His breakthrough moment came when he was asked to design the titular alien creature in the film Alien (1979). In fact, here was a truly inspired creation – completely unlike any kind of ‘monster’ ever seen before in cinema, with a biology that was just as shocking as anything the adult creature itself could inflict on weak humans. The scene of the Chestburster ripping through John Hurt’s stomach is one of the most memorable sequences in science fiction/horror cinema. Let’s face it, that xenomorphic creature is the most instantly unforgettable and truly new monstrous creation to deservedly join the hallowed ranks of cinema’s Horror Hall of Fame, after the likes of Frankenstein’s Monster, Dracula, and the Mummy. Science fiction film was never the same after that first Alien outing.

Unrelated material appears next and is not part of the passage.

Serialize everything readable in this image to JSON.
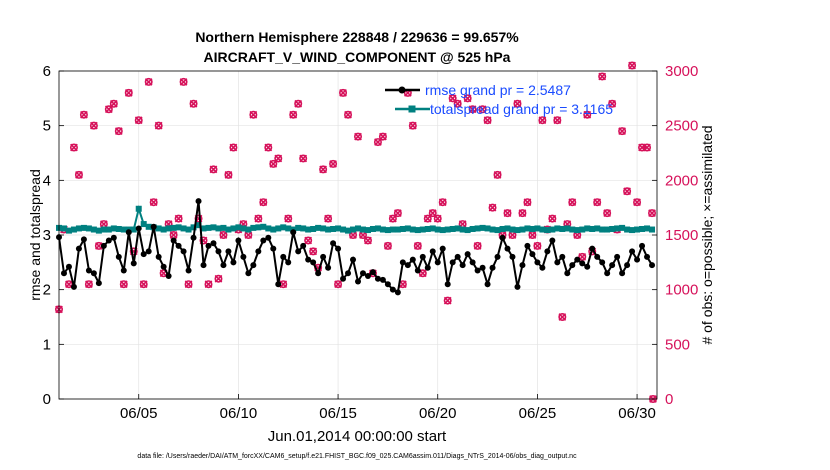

Naturally, he’s had many imitators since his rise to prominence, and I am not ashamed to count myself among them, especially when I started my art career in earnest. He was, and still is, my biggest influence, although I have attempted to move away from the overtly Gigeresque to something which is identifiably my own. By studying his paintings I learnt a great deal: after all, this is how most artists perfect their techniques, by closely studying those who have gone before. Some of his imitators have come close to what the master himself achieved, but that closeness can only be realistically measured in light-years. Most are straight copyists: the themes are there but the execution and intent are entirely plastic, and nothing but pale shadows.
Like most artists, I have numerous influences, all mixed-up and either clashing or co-operating. I was only talking about Giger yesterday when I learnt that another influence of mine, Patrick Woodroffe, had died a few days before. You can imagine, then, my shock at hearing that Giger had also died, as a result of injuries sustained from a fall down the stairs at his home. Somehow, the fact that he didn’t slip away quietly in his sleep was typical of the man. He was a profoundly large character in life, and is now an even larger one in death.
RIP Hans Ruedi Giger, artist, 5th February 1940 – 12th May 2014.